OP: Any Derby Day predictions?

Murphy: It’s the most interesting Derby in a couple years. The last few years we’ve had really heavy favorites. Last year, we had Authentic and Tiz the Law, you kind of knew it was going to be one of those two. The year before that we had Maximum Security who got disqualified.

This year is really interesting because a couple of horses that would have been there are hurt. So you’re going to have a really strong favorite in Essential Quality who is a very talented gray, took a really heavy challenge his last time out and looked every bit a Kentucky Derby champion, so he is going to be a really short price. He’s not in the class from my perspective of some of these previous winners like Authentic and Justify. He is a really good horse, but he is very beatable. A couple of the other standouts are Mandaloun whose style very much suits the Derby, he can take the distance and is going to be a good price. And Soup and Sandwich, who ran second in the Florida derby, he is an interesting horse and is going to be a big price. So I would look at those two — they are two of the longer shots vs. Essential Quality.

OP: Where do you see Stable Duel in five, 10 years?

Murphy: We just want to continue our integrated approach to get bigger and deeper in the sport.

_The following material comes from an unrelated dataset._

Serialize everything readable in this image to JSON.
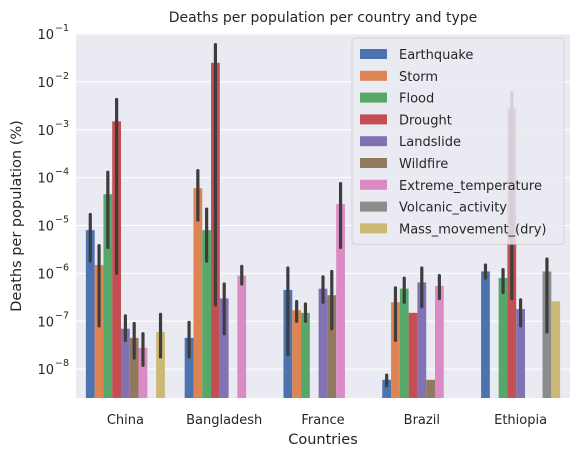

On the breeding side and on the racing side we want to see Stable Duel fuel a much bigger national affinity for horse racing.

We want to benefit from strategic relationships with the other wagering partners like DraftKings that have so much reach and so much influence and to take advantage of the shifting audience from linear TV to more digital platforms.

I say to people all the time, I probably saw five years worth of FanDuel and DraftKings ads before I ever played any of their games, and I’m a pretty avid sports fan. It takes a long time to get people to try new things so the fact that we have almost 10,000 accounts after eight months is encouraging, but we want to be 10 times that size. At that point we are making an impact on the sport.